Changes to the Senate rules are rare, typically minor, and usually require 67 votes be implemented. But Democrats can avail themselves of a complicated, arcane procedure in January and amend the rules as they choose with an easier 50-plus-one majority.
The changes Democrats are considering wouldn't eliminate the filibuster, and would thus preserve the Senate minority's enormous power over legislative affairs. But the new rules, if adopted, would make it harder -- possibly significantly harder -- for the minority to successfully block legislation than it currently is.
So it's no surprise that GOP leaders are characterizing the plan as a fatal assault on the Senate minority's rights.
"If a bare majority can now proceed to any bill it chooses, and once on that bill, the majority leader, all by himself, can shut out all amendments that aren't to his liking, then those who elected us to advocate for their views will have lost their voice in the legislative process," McConnell said.
McConnell warned that Reid and fellow Democrats might come to regret the power move in future Congresses.
"How would you feel if two years from now I have your job and my members are saying let's get rid of the filibuster altogether with 51 votes?" McConnell asked Reid during floor debate.

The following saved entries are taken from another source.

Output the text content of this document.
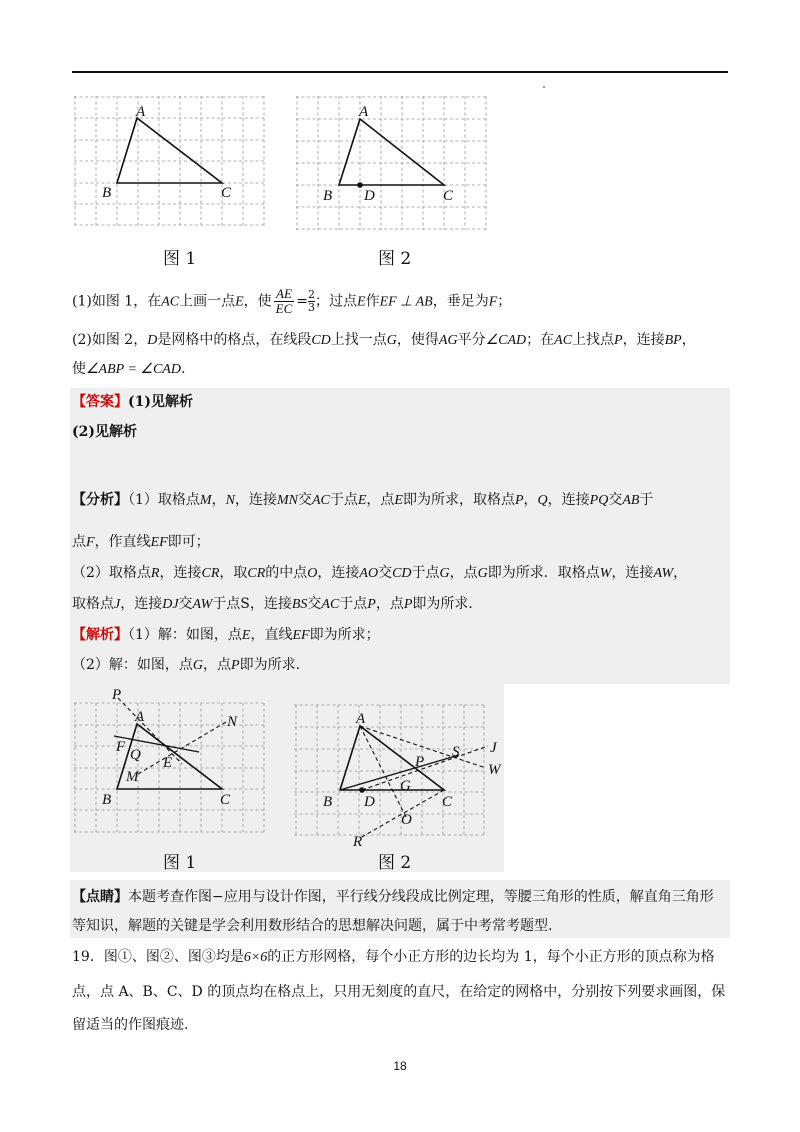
A
B	C
图 1
A
B D	C
图 2
(1)如图 1，在AC上画一点E，使 $\frac{AE}{EC} = \frac{2}{3}$；过点E作EF ⊥ AB，垂足为F；
(2)如图 2，D是网格中的格点，在线段CD上找一点G，使得AG平分∠CAD；在AC上找点P，连接BP，
使∠ABP = ∠CAD.
【答案】(1)见解析
(2)见解析
【分析】（1）取格点M，N，连接MN交AC于点E，点E即为所求，取格点P，Q，连接PQ交AB于
点F，作直线EF即可；
（2）取格点R，连接CR，取CR的中点O，连接AO交CD于点G，点G即为所求．取格点W，连接AW，
取格点J，连接DJ交AW于点S，连接BS交AC于点P，点P即为所求．
【解析】（1）解：如图，点E，直线EF即为所求；
（2）解：如图，点G，点P即为所求.
P
A	N
F Q E
M
B	C
图 1
A
S J
P	W
G
B D	C
O
R
图 2
【点睛】本题考查作图−应用与设计作图，平行线分线段成比例定理，等腰三角形的性质，解直角三角形
等知识，解题的关键是学会利用数形结合的思想解决问题，属于中考常考题型.
19．图①、图②、图③均是6×6的正方形网格，每个小正方形的边长均为 1，每个小正方形的顶点称为格
点，点 A、B、C、D 的顶点均在格点上，只用无刻度的直尺，在给定的网格中，分别按下列要求画图，保
留适当的作图痕迹.
18
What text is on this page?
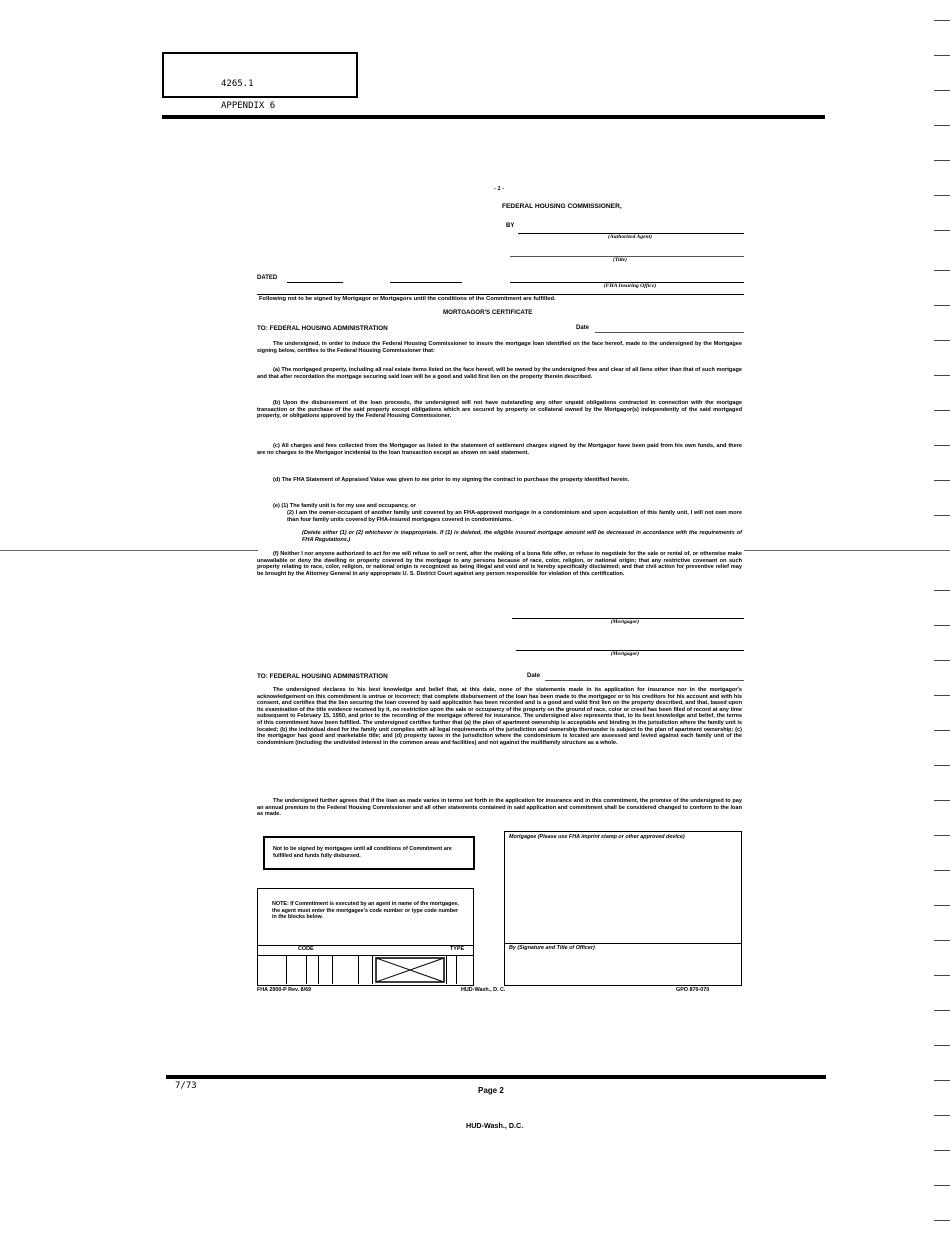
4265.1
APPENDIX 6
- 2 -
FEDERAL HOUSING COMMISSIONER,
BY
(Authorized Agent)
(Title)
DATED
(FHA Insuring Office)
Following not to be signed by Mortgagor or Mortgagors until the conditions of the Commitment are fulfilled.
MORTGAGOR'S CERTIFICATE
TO: FEDERAL HOUSING ADMINISTRATION	Date
The undersigned, in order to induce the Federal Housing Commissioner to insure the mortgage loan identified on the face hereof, made to the undersigned by the Mortgagee signing below, certifies to the Federal Housing Commissioner that:
(a) The mortgaged property, including all real estate items listed on the face hereof, will be owned by the undersigned free and clear of all liens other than that of such mortgage and that after recordation the mortgage securing said loan will be a good and valid first lien on the property therein described.
(b) Upon the disbursement of the loan proceeds, the undersigned will not have outstanding any other unpaid obligations contracted in connection with the mortgage transaction or the purchase of the said property except obligations which are secured by property or collateral owned by the Mortgagor(s) independently of the said mortgaged property, or obligations approved by the Federal Housing Commissioner.
(c) All charges and fees collected from the Mortgagor as listed in the statement of settlement charges signed by the Mortgagor have been paid from his own funds, and there are no charges to the Mortgagor incidental to the loan transaction except as shown on said statement.
(d) The FHA Statement of Appraised Value was given to me prior to my signing the contract to purchase the property identified herein.
(e) (1) The family unit is for my use and occupancy, or
(2) I am the owner-occupant of another family unit covered by an FHA-approved mortgage in a condominium and upon acquisition of this family unit, I will not own more than four family units covered by FHA-insured mortgages covered in condominiums.
(Delete either (1) or (2) whichever is inappropriate. If (1) is deleted, the eligible insured mortgage amount will be decreased in accordance with the requirements of FHA Regulations.)
(f) Neither I nor anyone authorized to act for me will refuse to sell or rent, after the making of a bona fide offer, or refuse to negotiate for the sale or rental of, or otherwise make unavailable or deny the dwelling or property covered by the mortgage to any persons because of race, color, religion, or national origin; that any restrictive covenant on such property relating to race, color, religion, or national origin is recognized as being illegal and void and is hereby specifically disclaimed; and that civil action for preventive relief may be brought by the Attorney General in any appropriate U. S. District Court against any person responsible for violation of this certification.
(Mortgagor)
(Mortgagor)
TO: FEDERAL HOUSING ADMINISTRATION	Date
The undersigned declares to his best knowledge and belief that, at this date, none of the statements made in its application for insurance nor in the mortgagor's acknowledgement on this commitment is untrue or incorrect; that complete disbursement of the loan has been made to the mortgagor or to his creditors for his account and with his consent, and certifies that the lien securing the loan covered by said application has been recorded and is a good and valid first lien on the property described, and that, based upon its examination of the title evidence received by it, no restriction upon the sale or occupancy of the property on the ground of race, color or creed has been filed of record at any time subsequent to February 15, 1950, and prior to the recording of the mortgage offered for insurance. The undersigned also represents that, to its best knowledge and belief, the terms of this commitment have been fulfilled. The undersigned certifies further that (a) the plan of apartment ownership is acceptable and binding in the jurisdiction where the family unit is located; (b) the individual deed for the family unit complies with all legal requirements of the jurisdiction and ownership thereunder is subject to the plan of apartment ownership; (c) the mortgagor has good and marketable title; and (d) property taxes in the jurisdiction where the condominium is located are assessed and levied against each family unit of the condominium (including the undivided interest in the common areas and facilities) and not against the multifamily structure as a whole.
The undersigned further agrees that if the loan as made varies in terms set forth in the application for insurance and in this commitment, the promise of the undersigned to pay an annual premium to the Federal Housing Commissioner and all other statements contained in said application and commitment shall be considered changed to conform to the loan as made.
Not to be signed by mortgagee until all conditions of Commitment are fulfilled and funds fully disbursed.
NOTE: If Commitment is executed by an agent in name of the mortgagee, the agent must enter the mortgagee's code number or type code number in the blocks below.
CODE	TYPE
Mortgagee (Please use FHA imprint stamp or other approved device)
By (Signature and Title of Officer)
FHA 2900-P Rev. 8/69	HUD-Wash., D. C.	GPO 870-070
7/73	Page 2
HUD-Wash., D.C.
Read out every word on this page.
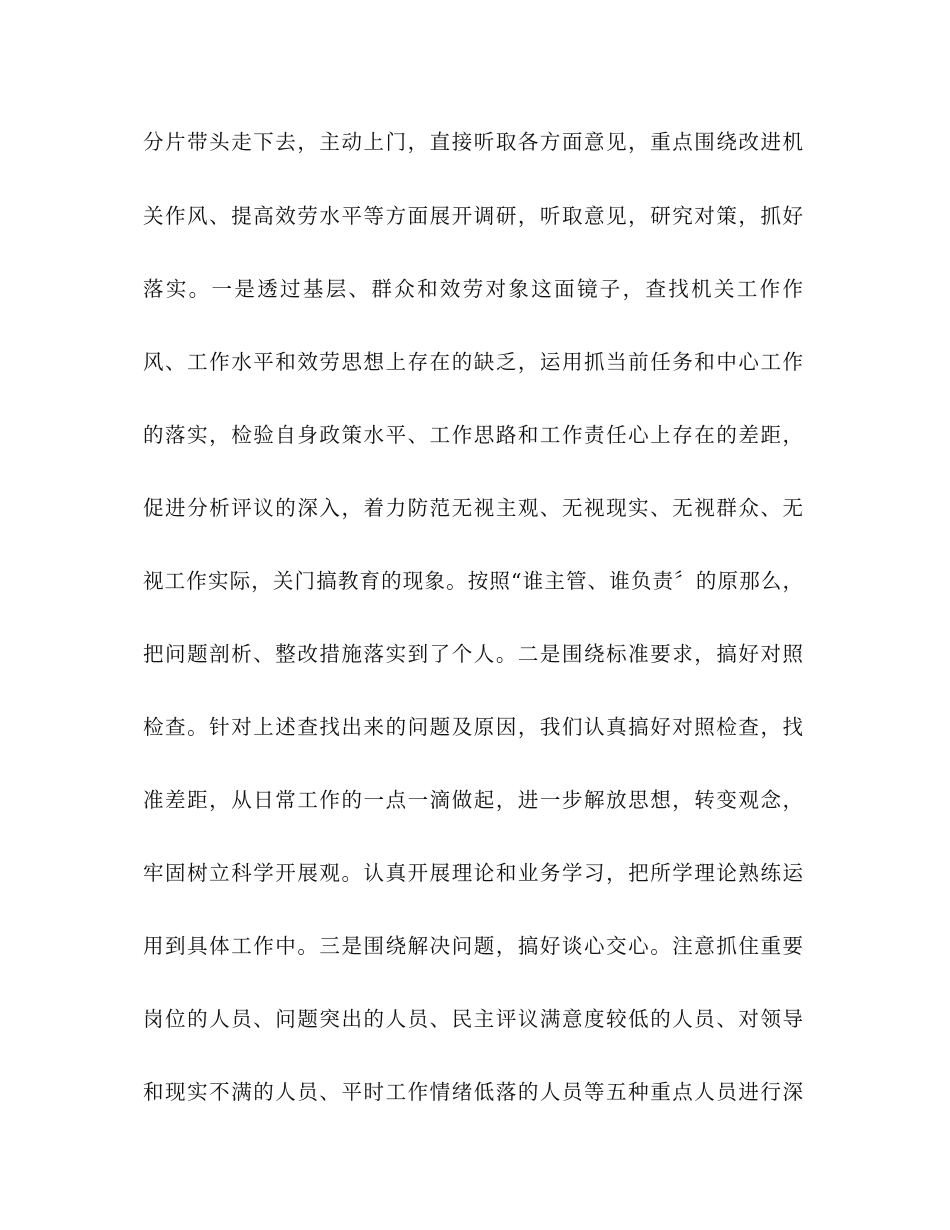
分片带头走下去，主动上门，直接听取各方面意见，重点围绕改进机
关作风、提高效劳水平等方面展开调研，听取意见，研究对策，抓好
落实。一是透过基层、群众和效劳对象这面镜子，查找机关工作作
风、工作水平和效劳思想上存在的缺乏，运用抓当前任务和中心工作
的落实，检验自身政策水平、工作思路和工作责任心上存在的差距，
促进分析评议的深入，着力防范无视主观、无视现实、无视群众、无
视工作实际，关门搞教育的现象。按照“谁主管、谁负责〞的原那么，
把问题剖析、整改措施落实到了个人。二是围绕标准要求，搞好对照
检查。针对上述查找出来的问题及原因，我们认真搞好对照检查，找
准差距，从日常工作的一点一滴做起，进一步解放思想，转变观念，
牢固树立科学开展观。认真开展理论和业务学习，把所学理论熟练运
用到具体工作中。三是围绕解决问题，搞好谈心交心。注意抓住重要
岗位的人员、问题突出的人员、民主评议满意度较低的人员、对领导
和现实不满的人员、平时工作情绪低落的人员等五种重点人员进行深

"I think that would be wrong," Reid responded. "We're not trying to get rid of the filibuster."
The Democrats' filibuster reform proposals aren't finalized, and it's unclear still whether they'd be advanced as a single package or a piecemeal series of rules changes.
But two ideas have wide support in the Democratic caucus. The first, more cursory change, would make what's known as the "motion to proceed" non-debatable. That means the minority could no longer block debate on legislation, while holding out for guarantees on amendment votes or legislative changes to the underlying bill.
The other would recreate a status quo ante, where filibustering senators would be required to hold the floor and draw public attention to their obstruction efforts. "If they want a filibuster, stand and talk about it," Reid said.
Dems also want to end the minority's power to prevent the convening of a conference committee with the House, to resolve differences between two similar pieces of legislation.
But under nearly all permutations of these reforms, the supermajority requirement would survive.
That would still leave the GOP minority plenty of opportunities to obstruct -- and Republicans are threatening to take them. But Reid, who opposed Merkley's efforts in 2010, has come around, and conceded that his junior caucus members had it right all along. The only question now is whether Reid can round up 51 votes for establishing a precedent that could be used against his own party in future Congresses.
"The Republican leader thinks things are going well here. He's in a distinct minority because things aren't going well around here," Reid said. "Lyndon Johnson: one cloture. Reid: 386. That says it all."